Schleimhautschwächling, keine Allergie

Priv.-Doz. Dr. med. Jörg Kleine-Tebbe, Allergie- u. Asthma-Zentrum Westend, Berlin

Schleimhautschwächling: Allergieähnliche Symptome, aber keine Allergie!

Die Nase läuft, die Augen brennen und Atemnot – typische Symptome einer Allergie, sollte man meinen. Doch es gibt auch Menschen, bei denen zwar allergieähnliche Symptome auftreten, die jedoch keinerlei Sensibilisierung aufweisen, die "Schleimhautschwächlinge". Bei Patienten ist dieses Krankheitsbild oft nicht bekannt und die Diagnose ist oft mehr als schwierig.  MeinAllergiePortal sprach mit Priv.-Doz. Dr. med. Jörg Kleine-Tebbe, Allergie- u. Asthma-Zentrum Westend, Berlin über Symptome, Diagnose und Therapie von unspezifischen Schleimhautbeschwerden.

Herr Privatdozent Kleine-Tebbe, was versteht man unter einem "Schleimhautschwächling"?

Der "Schleimhautschwächling" bezeichnet umgangssprachlich Betroffene mit einer Reihe unspezifischer Schleimhautbeschwerden. Bei diesen Patienten reagieren die Schleimhäute auf diverse Umweltreize empfindlich und mit allergieartigen Symptomen, obwohl es sich nicht um eine Allergie handelt. Mögliche Umweltreize sind z.B.:

•    Starke Gerüche, wie z.B. Parfüms, Waschpulver oder der Geruch von Wandfarben und Lösungsmitteln
•    Temperaturwechsel (kalt-warm) im Winter
•    Lagewechsel (stehen-liegen)
•    Allgemeine Staubbelastung, nicht nur zuhause, sondern z.B. in der Nähe einer Baustelle
•    Rauch
•    Zugluft, Klimaanlagen
•    Alkohol

Unspezifische Schleimhautbeschwerden sind gar nicht selten, die Diagnose ist allerdings nicht so einfach und wird dementsprechend erst nach Umwegen gestellt.

Wie sehen die Symptome beim "Schleimhautschwächling" aus?

Von den unspezifischen Symptomen können die Schleimhäute der Nase, des Auges oder der Bronchien betroffen sein.

Ist die Nase betroffen, spricht der Arzt von einer unspezifischen Rhinitis.
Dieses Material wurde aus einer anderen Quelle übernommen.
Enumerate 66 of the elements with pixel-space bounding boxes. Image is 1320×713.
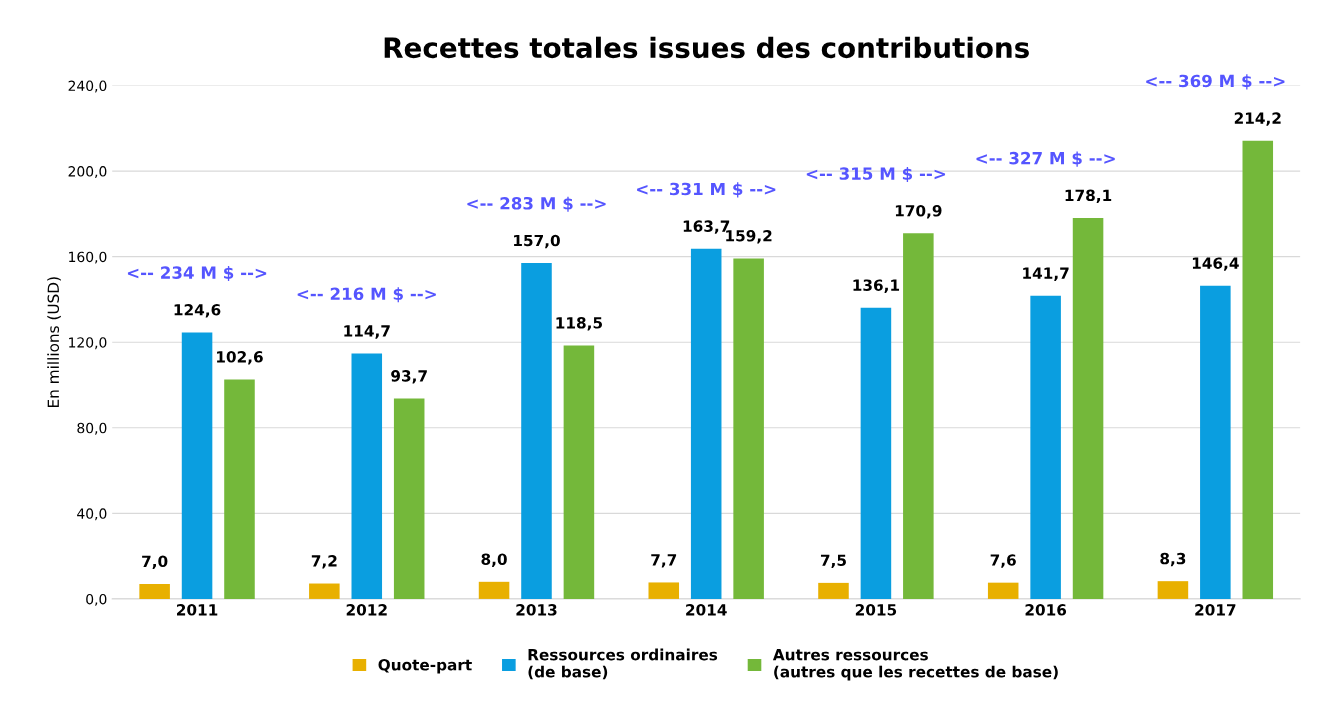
y-tick-label: 120,0	[69, 337, 107, 350]
bar	[1030, 295, 1061, 599]
annotation: <-- 369 M $ -->	[1146, 74, 1285, 90]
bar	[690, 248, 722, 599]
bar	[1200, 285, 1231, 599]
x-tick-label: 2017	[1195, 604, 1236, 616]
annotation: <-- 315 M $ -->	[806, 166, 946, 183]
y-tick-label: 40,0	[77, 508, 107, 521]
bar	[1242, 140, 1274, 599]
legend-label: Quote-part	[378, 659, 472, 674]
x-tick-label: 2013	[516, 604, 557, 616]
legend-label: Autres ressources (autres que les recettes de base)	[772, 649, 1058, 681]
bar	[309, 583, 340, 599]
y-axis-title: En millions (USD)	[47, 277, 61, 407]
annotation: <-- 283 M $ -->	[467, 196, 606, 212]
y-tick-label: 80,0	[77, 422, 107, 435]
x-tick-label: 2016	[1025, 604, 1067, 616]
bar	[1072, 217, 1104, 599]
data-label: 157,0	[514, 234, 560, 249]
data-label: 146,4	[1192, 257, 1239, 271]
bar	[351, 353, 383, 599]
data-label: 102,6	[217, 351, 263, 365]
y-tick-label: 200,0	[68, 166, 107, 179]
bar	[181, 332, 213, 599]
bar	[818, 582, 849, 599]
chart-title: Recettes totales issues des contributions	[384, 36, 1029, 59]
bar	[1157, 581, 1189, 599]
data-label: 8,3	[1160, 552, 1186, 567]
bar	[648, 582, 680, 599]
data-label: 93,7	[391, 370, 427, 384]
bar	[139, 583, 170, 599]
bar	[860, 307, 892, 599]
data-label: 178,1	[1065, 189, 1112, 204]
data-label: 141,7	[1023, 267, 1069, 281]
x-tick-label: 2012	[346, 604, 387, 616]
bar	[903, 233, 934, 599]
data-label: 214,2	[1234, 112, 1281, 126]
data-label: 7,2	[311, 555, 337, 569]
data-label: 7,7	[651, 554, 677, 568]
data-label: 7,5	[820, 554, 846, 568]
bar	[393, 398, 425, 599]
annotation: <-- 216 M $ -->	[297, 287, 436, 303]
legend-label: Ressources ordinaires (de base)	[528, 648, 718, 680]
bar	[478, 581, 510, 599]
bar	[563, 345, 595, 599]
x-tick-label: 2015	[855, 604, 897, 616]
data-label: 118,5	[556, 317, 603, 331]
data-label: 124,6	[174, 304, 221, 318]
data-label: 7,0	[142, 555, 168, 570]
bar	[521, 263, 552, 599]
y-tick-label: 160,0	[69, 251, 107, 264]
annotation: <-- 327 M $ -->	[976, 151, 1115, 167]
bar	[733, 258, 764, 599]
annotation: <-- 331 M $ -->	[637, 182, 776, 198]
data-label: 7,6	[990, 554, 1016, 568]
data-label: 136,1	[853, 279, 900, 293]
x-tick-label: 2011	[177, 604, 218, 616]
data-label: 8,0	[481, 553, 507, 567]
y-tick-label: 240,0	[68, 80, 107, 93]
annotation: <-- 234 M $ -->	[127, 266, 267, 282]
y-tick-label: 0,0	[86, 593, 107, 606]
data-label: 170,9	[895, 204, 942, 219]
bar	[224, 379, 255, 599]
x-tick-label: 2014	[686, 604, 727, 616]
bar	[987, 582, 1019, 599]
data-label: 114,7	[344, 325, 390, 339]
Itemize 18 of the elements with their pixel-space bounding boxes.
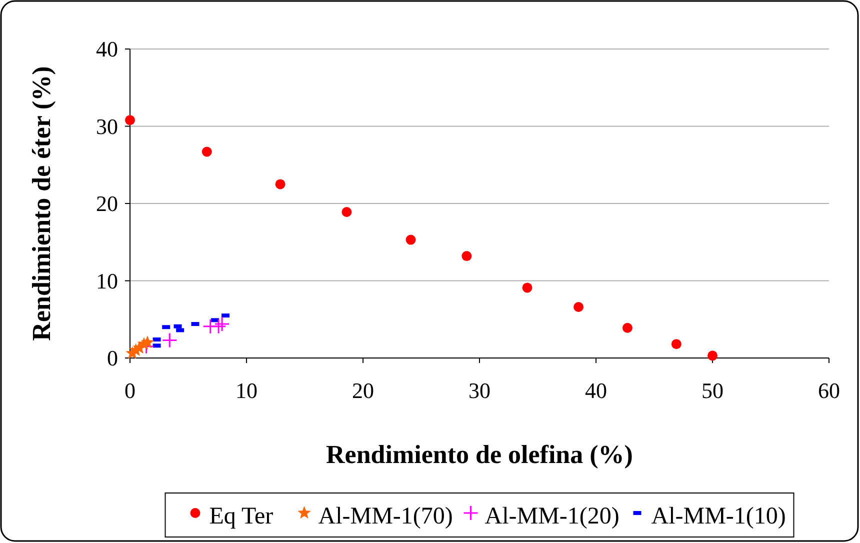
- x-tick-label: 20: [352, 378, 374, 403]
- y-tick-label: 40: [96, 36, 118, 62]
- x-axis-title: Rendimiento de olefina (%): [326, 440, 633, 469]
- y-tick-label: 10: [96, 268, 118, 294]
- x-tick-label: 10: [236, 378, 258, 403]
- legend-label: Eq Ter: [209, 503, 274, 530]
- x-tick-label: 50: [702, 378, 724, 403]
- legend-label: Al-MM-1(70): [318, 503, 453, 530]
- x-tick-label: 30: [468, 378, 490, 403]
- legend-label: Al-MM-1(10): [651, 503, 786, 530]
- x-tick-label: 60: [818, 378, 840, 403]
- y-tick-label: 0: [107, 346, 118, 371]
- legend-label: Al-MM-1(20): [484, 503, 620, 530]
- y-tick-label: 30: [96, 114, 118, 139]
- x-tick-label: 40: [585, 378, 607, 403]
- x-tick-label: 0: [124, 378, 136, 403]
- y-axis-title: Rendimiento de éter (%): [27, 66, 56, 341]
- y-tick-label: 20: [96, 191, 118, 216]
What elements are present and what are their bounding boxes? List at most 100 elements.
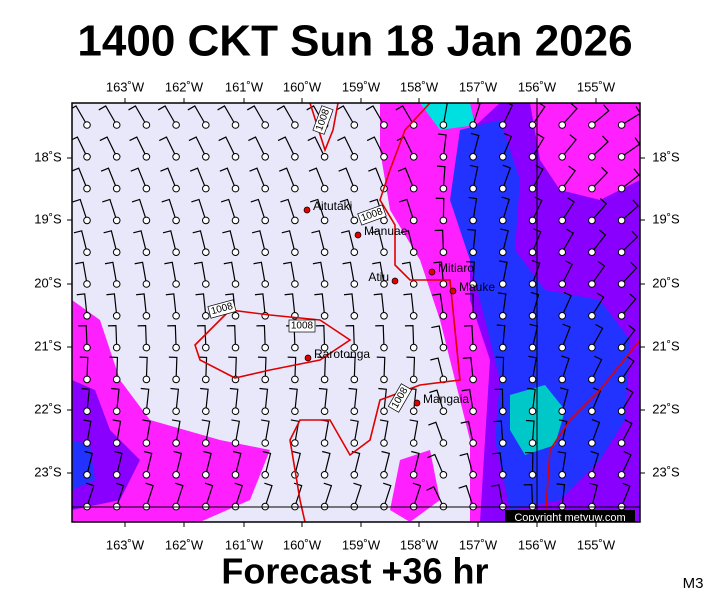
barb-shaft — [188, 136, 207, 158]
barb-station — [261, 471, 270, 479]
wind-barb — [217, 105, 240, 129]
wind-barb — [497, 292, 507, 320]
wind-barb — [528, 133, 545, 161]
wind-barb — [350, 419, 359, 447]
barb-station — [172, 439, 180, 447]
forecast-label: Forecast +36 hr — [221, 551, 488, 592]
barb-shaft — [246, 105, 266, 126]
barb-shaft — [350, 419, 359, 444]
barb-shaft — [526, 419, 535, 444]
barb-shaft — [76, 293, 88, 316]
barb-shaft — [459, 452, 474, 475]
wind-barb — [459, 452, 477, 479]
barb-shaft — [591, 229, 607, 253]
wind-barb — [246, 105, 270, 129]
barb-shaft — [561, 197, 576, 221]
barb-shaft — [591, 355, 603, 380]
lat-label: 21˚S — [652, 338, 680, 353]
barb-station — [617, 343, 626, 352]
wind-barb — [339, 198, 359, 225]
barb-shaft — [106, 293, 118, 316]
barb-station — [142, 153, 151, 161]
barb-station — [558, 312, 567, 320]
lat-label: 22˚S — [652, 401, 680, 416]
barb-station — [558, 184, 567, 193]
barb-shaft — [496, 324, 506, 348]
barb-shaft — [438, 133, 447, 157]
barb-shaft — [409, 419, 419, 444]
barb-shaft — [222, 230, 237, 253]
wind-barb — [378, 387, 388, 416]
barb-station — [112, 407, 121, 416]
barb-shaft — [312, 261, 326, 285]
barb-station — [112, 375, 121, 384]
wind-barb — [193, 261, 210, 288]
barb-station — [231, 184, 240, 193]
wind-barb — [128, 105, 151, 129]
wind-barb — [588, 450, 600, 479]
wind-barb — [231, 419, 241, 447]
barb-station — [588, 248, 596, 256]
barb-shaft — [164, 261, 177, 285]
wind-barb — [404, 324, 418, 352]
barb-station — [469, 439, 477, 447]
wind-barb — [112, 450, 123, 479]
wind-barb — [104, 261, 121, 288]
barb-station — [142, 407, 151, 416]
barb-station — [320, 312, 329, 320]
wind-barb — [347, 356, 359, 384]
barb-station — [617, 407, 626, 416]
wind-barb — [103, 230, 121, 256]
barb-shaft — [279, 167, 296, 189]
lat-label: 18˚S — [652, 149, 680, 164]
barb-station — [320, 216, 329, 225]
barb-station — [350, 280, 359, 288]
wind-barb — [197, 324, 210, 352]
wind-barb — [617, 199, 640, 225]
barb-shaft — [431, 325, 444, 348]
lat-label: 23˚S — [652, 464, 680, 479]
lon-label: 160˚W — [283, 537, 322, 552]
barb-shaft — [103, 230, 118, 253]
barb-station — [499, 312, 507, 320]
barb-station — [231, 312, 240, 320]
wind-barb — [617, 106, 640, 129]
barb-station — [320, 248, 329, 256]
barb-shaft — [401, 261, 415, 285]
barb-station — [528, 184, 537, 193]
barb-station — [261, 280, 270, 288]
barb-shaft — [254, 293, 266, 316]
barb-shaft — [145, 482, 154, 507]
barb-station — [588, 343, 596, 352]
barb-station — [409, 312, 418, 320]
wind-barb — [102, 198, 121, 225]
barb-station — [469, 407, 477, 416]
wind-barb — [436, 165, 448, 193]
wind-barb — [81, 387, 91, 416]
wind-barb — [617, 230, 639, 256]
wind-barb — [499, 228, 509, 256]
wind-barb — [617, 168, 640, 193]
barb-shaft — [531, 260, 541, 285]
barb-station — [83, 375, 91, 384]
barb-station — [142, 216, 151, 225]
barb-station — [142, 375, 151, 384]
barb-station — [439, 312, 448, 320]
barb-shaft — [378, 387, 387, 412]
wind-barb — [314, 293, 329, 320]
barb-station — [83, 280, 91, 288]
barb-shaft — [337, 136, 355, 158]
barb-station — [231, 153, 240, 161]
barb-station — [202, 343, 210, 352]
wind-barb — [617, 356, 635, 384]
barb-station — [617, 184, 626, 193]
barb-station — [202, 471, 210, 479]
barb-station — [291, 375, 299, 384]
barb-station — [83, 184, 91, 193]
place-dot — [449, 287, 457, 295]
barb-shaft — [561, 165, 576, 189]
place-label: Mitiaro — [438, 261, 474, 275]
wind-barb — [558, 419, 568, 447]
barb-shaft — [501, 196, 510, 221]
barb-station — [231, 471, 240, 479]
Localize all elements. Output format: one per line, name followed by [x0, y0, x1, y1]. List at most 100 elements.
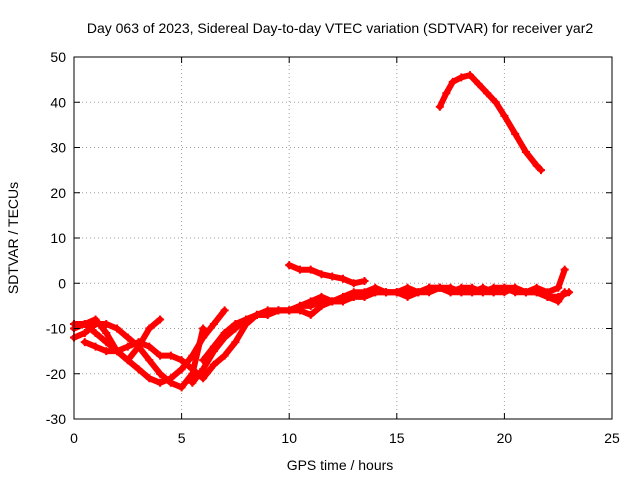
y-tick-label: 40	[50, 94, 66, 110]
data-point	[306, 265, 315, 274]
data-point	[156, 369, 165, 378]
series-arc-3	[70, 306, 229, 387]
data-point	[414, 288, 423, 297]
x-tick-label: 0	[70, 430, 78, 446]
data-point	[156, 351, 165, 360]
data-point	[220, 306, 229, 315]
data-point	[521, 288, 530, 297]
data-point	[177, 356, 186, 365]
data-point	[560, 288, 569, 297]
data-point	[448, 77, 457, 86]
data-point	[491, 98, 500, 107]
data-point	[500, 283, 509, 292]
data-point	[465, 71, 474, 80]
x-axis-label: GPS time / hours	[287, 457, 394, 473]
data-point	[242, 315, 251, 324]
data-point	[188, 378, 197, 387]
series-arc-7	[285, 261, 369, 288]
data-point	[102, 338, 111, 347]
data-point	[80, 338, 89, 347]
data-point	[317, 301, 326, 310]
data-point	[371, 283, 380, 292]
y-tick-label: 20	[50, 185, 66, 201]
y-tick-label: -20	[46, 366, 66, 382]
data-point	[231, 338, 240, 347]
data-point	[145, 324, 154, 333]
data-point	[134, 338, 143, 347]
data-point	[349, 288, 358, 297]
data-point	[209, 319, 218, 328]
data-point	[274, 306, 283, 315]
data-point	[483, 89, 492, 98]
x-tick-label: 25	[604, 430, 620, 446]
data-point	[91, 329, 100, 338]
data-point	[349, 279, 358, 288]
data-point	[285, 261, 294, 270]
data-point	[102, 329, 111, 338]
data-point	[145, 342, 154, 351]
data-point	[435, 283, 444, 292]
data-point	[403, 292, 412, 301]
data-point	[199, 324, 208, 333]
data-point	[263, 310, 272, 319]
data-point	[360, 288, 369, 297]
data-point	[360, 276, 369, 285]
data-point	[102, 319, 111, 328]
data-point	[102, 347, 111, 356]
series-layer	[70, 71, 573, 392]
y-axis-label: SDTVAR / TECUs	[5, 182, 21, 294]
data-point	[532, 161, 541, 170]
data-point	[442, 89, 451, 98]
x-tick-label: 20	[497, 430, 513, 446]
data-point	[199, 333, 208, 342]
data-point	[188, 365, 197, 374]
y-tick-label: -10	[46, 321, 66, 337]
data-point	[199, 356, 208, 365]
series-arc-6	[199, 265, 569, 365]
data-point	[209, 342, 218, 351]
data-point	[166, 374, 175, 383]
data-point	[457, 73, 466, 82]
data-point	[339, 274, 347, 283]
data-point	[435, 102, 444, 111]
data-point	[188, 351, 197, 360]
series-arc-8	[435, 71, 545, 175]
axis-ticks: 0 5 10 15 20 25 -30 -20 -10 0 10 20 30 40 50	[46, 49, 620, 446]
data-point	[511, 283, 520, 292]
data-point	[328, 297, 337, 306]
data-point	[317, 292, 326, 301]
data-point	[113, 347, 122, 356]
data-point	[220, 351, 229, 360]
data-point	[209, 360, 218, 369]
data-point	[91, 319, 100, 328]
data-point	[554, 297, 563, 306]
series-line	[189, 284, 568, 386]
data-point	[199, 374, 208, 383]
data-point	[123, 356, 132, 365]
data-point	[177, 383, 186, 392]
data-point	[317, 270, 326, 279]
data-point	[554, 283, 563, 292]
series-arc-5	[188, 283, 569, 387]
data-point	[113, 324, 122, 333]
x-tick-label: 15	[389, 430, 405, 446]
x-tick-label: 5	[178, 430, 186, 446]
data-point	[446, 288, 455, 297]
y-tick-label: 50	[50, 49, 66, 65]
data-point	[306, 310, 315, 319]
data-point	[521, 148, 530, 157]
data-point	[382, 288, 391, 297]
data-point	[80, 329, 89, 338]
data-point	[156, 378, 165, 387]
y-tick-label: 0	[58, 275, 66, 291]
data-point	[123, 342, 132, 351]
data-point	[532, 283, 541, 292]
data-point	[536, 166, 545, 175]
data-point	[199, 365, 208, 374]
data-point	[295, 265, 304, 274]
data-point	[511, 129, 520, 138]
data-point	[166, 351, 175, 360]
y-tick-label: 10	[50, 230, 66, 246]
data-point	[91, 342, 100, 351]
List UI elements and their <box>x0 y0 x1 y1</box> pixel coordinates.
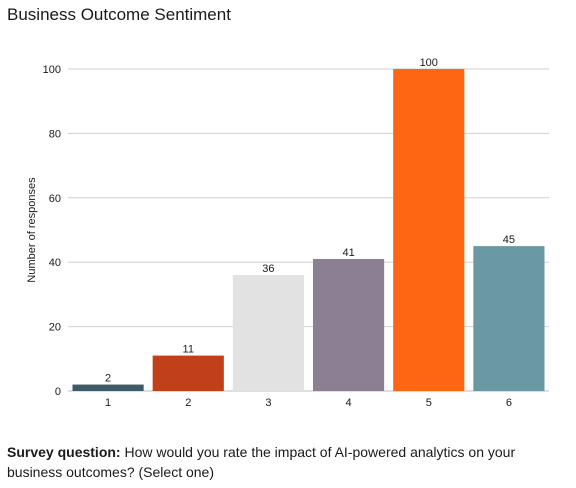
x-tick-label: 6 <box>506 397 512 409</box>
data-labels: 2 11 36 41 100 45 <box>105 57 515 385</box>
bar-5 <box>393 69 465 391</box>
x-tick-label: 3 <box>265 397 271 409</box>
x-tick-label: 5 <box>426 397 432 409</box>
survey-question: Survey question: How would you rate the … <box>7 442 567 482</box>
y-axis-ticks: 0 20 40 60 80 100 <box>43 64 61 398</box>
bars <box>72 69 545 391</box>
survey-question-text: How would you rate the impact of AI-powe… <box>7 444 516 480</box>
y-axis-label: Number of responses <box>26 177 38 283</box>
bar-2 <box>152 355 224 391</box>
gridlines <box>68 68 549 392</box>
y-tick-label: 100 <box>43 64 61 76</box>
bar-1 <box>72 384 144 391</box>
x-axis-ticks: 1 2 3 4 5 6 <box>105 397 512 409</box>
data-label: 2 <box>105 373 111 385</box>
x-tick-label: 2 <box>185 397 191 409</box>
survey-question-label: Survey question: <box>7 444 121 460</box>
x-tick-label: 1 <box>105 397 111 409</box>
bar-4 <box>313 258 385 391</box>
data-label: 100 <box>420 57 438 69</box>
y-tick-label: 80 <box>49 128 61 140</box>
x-tick-label: 4 <box>346 397 352 409</box>
data-label: 11 <box>183 344 194 356</box>
bar-6 <box>473 246 545 391</box>
bar-3 <box>232 275 304 391</box>
chart-title: Business Outcome Sentiment <box>7 5 231 24</box>
data-label: 36 <box>262 263 274 275</box>
y-tick-label: 40 <box>49 257 61 269</box>
y-tick-label: 60 <box>49 193 61 205</box>
data-label: 41 <box>342 247 354 259</box>
y-tick-label: 0 <box>55 386 61 398</box>
y-tick-label: 20 <box>49 322 61 334</box>
data-label: 45 <box>503 234 515 246</box>
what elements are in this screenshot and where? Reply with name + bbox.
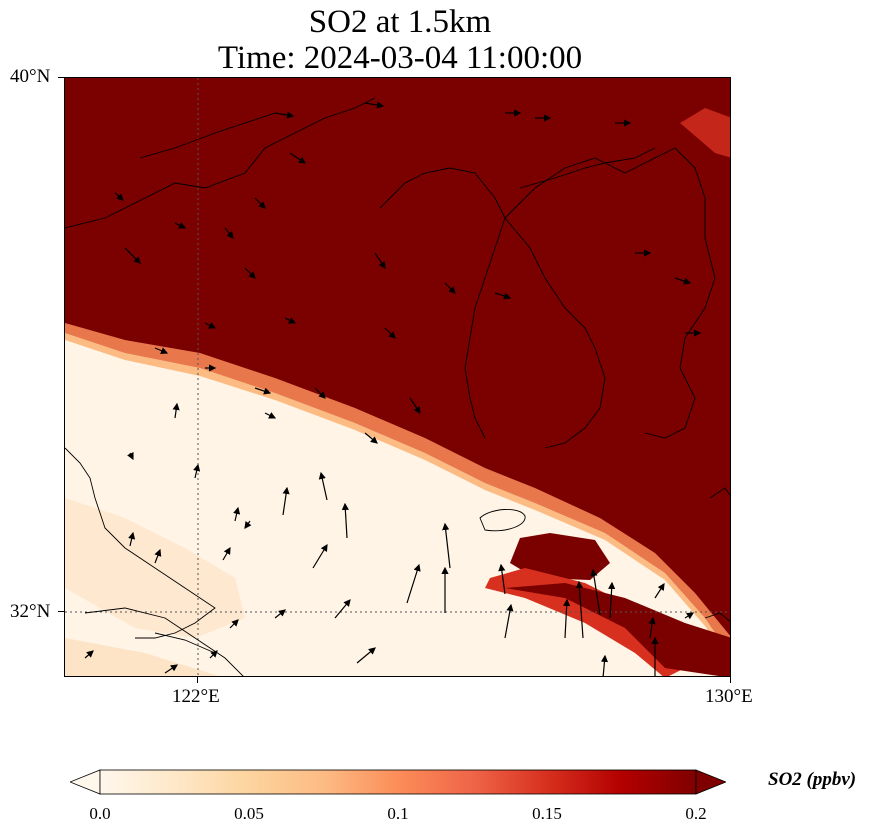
colorbar-tick-label: 0.0: [89, 804, 111, 823]
colorbar-tick-label: 0.1: [387, 804, 409, 823]
colorbar-tick-label: 0.05: [234, 804, 264, 823]
wind-arrow: [244, 267, 256, 279]
wind-arrow: [229, 619, 239, 629]
wind-arrow: [233, 506, 241, 522]
wind-arrow: [164, 664, 178, 674]
wind-arrow: [222, 546, 231, 561]
wind-arrow: [128, 531, 136, 547]
wind-arrow: [444, 282, 456, 294]
so2-map: [65, 78, 730, 676]
wind-arrow: [674, 277, 692, 285]
wind-arrow: [406, 563, 421, 604]
wind-arrow: [254, 197, 266, 209]
colorbar-tick-label: 0.15: [532, 804, 562, 823]
wind-arrow: [590, 568, 601, 616]
wind-arrow: [174, 222, 187, 229]
lon-tick-label-130: 130°E: [705, 686, 753, 707]
lat-tickmark: [58, 611, 64, 612]
map-title-line1: SO2 at 1.5km: [308, 4, 492, 40]
wind-arrow: [364, 101, 385, 109]
wind-arrow: [504, 603, 514, 639]
lon-tickmark: [730, 677, 731, 683]
map-panel: [64, 77, 731, 677]
wind-arrow: [600, 654, 609, 676]
wind-arrow: [312, 543, 328, 569]
colorbar-body: [99, 769, 697, 795]
lat-tickmark: [58, 77, 64, 78]
colorbar-extend-min: [70, 769, 101, 795]
wind-arrow: [684, 612, 695, 620]
wind-arrow: [575, 580, 584, 639]
map-title-line2: Time: 2024-03-04 11:00:00: [217, 40, 583, 76]
wind-arrow: [356, 647, 376, 664]
wind-arrow: [384, 327, 396, 339]
high-so2-pocket: [510, 533, 610, 580]
lat-tick-label-32: 32°N: [10, 601, 51, 622]
colorbar: [70, 769, 726, 795]
wind-arrow: [364, 432, 378, 444]
wind-arrow: [284, 317, 297, 324]
wind-arrow: [154, 347, 169, 355]
wind-arrow: [127, 452, 134, 461]
colorbar-tick-label: 0.2: [685, 804, 707, 823]
wind-arrow: [193, 463, 201, 479]
wind-arrow: [254, 387, 272, 395]
wind-arrow: [563, 598, 571, 639]
wind-arrow: [608, 581, 616, 619]
lon-tickmark: [197, 677, 198, 683]
wind-arrow: [314, 387, 326, 399]
wind-arrow: [124, 247, 141, 264]
top-right-streak: [680, 108, 730, 158]
wind-arrow: [282, 486, 290, 516]
wind-arrow: [494, 292, 512, 300]
low-patch: [65, 638, 219, 676]
wind-arrow: [648, 616, 656, 639]
wind-arrow: [334, 599, 351, 619]
wind-arrow: [172, 402, 180, 419]
high-so2-pocket-lower: [505, 583, 730, 676]
wind-arrow: [264, 412, 277, 419]
wind-arrow: [318, 471, 328, 501]
wind-arrow: [409, 397, 421, 414]
wind-arrow: [274, 111, 295, 119]
wind-arrows: [84, 101, 702, 676]
colorbar-title: SO2 (ppbv): [768, 769, 857, 790]
wind-arrow: [209, 650, 218, 659]
wind-arrow: [224, 227, 234, 239]
wind-arrow: [654, 582, 665, 599]
wind-arrow: [204, 322, 217, 329]
coastlines: [65, 97, 730, 676]
wind-arrow: [498, 563, 506, 595]
wind-arrow: [374, 252, 386, 269]
colorbar-extend-max: [695, 769, 726, 795]
wind-arrow: [289, 152, 306, 164]
wind-arrow: [114, 192, 124, 201]
lon-tick-label-122: 122°E: [172, 686, 220, 707]
high-so2-pocket-edge: [485, 568, 685, 676]
wind-arrow: [274, 609, 286, 619]
wind-arrow: [84, 650, 94, 659]
wind-arrow: [341, 502, 349, 539]
wind-arrow: [244, 520, 252, 529]
wind-arrow: [154, 548, 162, 564]
lat-tick-label-40: 40°N: [10, 66, 51, 87]
wind-arrow: [442, 522, 451, 569]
Mögliche Symptome sind: eine laufende Nase, Niesreiz, eine verstopfte Nase oder alles zusammen.

Bei der unspezifischen Konjunktivitis tränt das Auge, es ist gerötet und brennt. Das Brennen ist eher ein Hinweis auf eine nicht-allergische Ursache; Juckreiz in den Augen spricht mehr für Allergie, denn bei einer Allergie schütten die Mastzellen Histamin aus und das Histamin provoziert den Juckreiz der Bindehäute.

Auch die Bronchien können beim "Schleimhautschwächling" betroffen sein: Die Bronchien reagieren dann überempfindlich auf die genannten Reize, ziehen sich zusammen und es kann zu gereizten Atemwegen, Schweratmigkeit oder Atemnot, Husten etc. kommen. Die Diagnose lautet hier "unspezifische bronchiale Hyperaktivität§" und gilt als Vorstufe oder Basis eines Bronchialasthmas.

Auch der Reizdarm kann als eine Form des Schleimhautschwäche betrachtet werden, denn auch hier reagieren Schleimhäute, in diesem Fall die des Darms, auf "normale" Reize überempfindlich und übernervös. Hier können zwar auch chronische Entzündungen oder eine gestörte Barrierefunktion eine Rolle spielen, um eine Allergie handelt es sich aber nicht.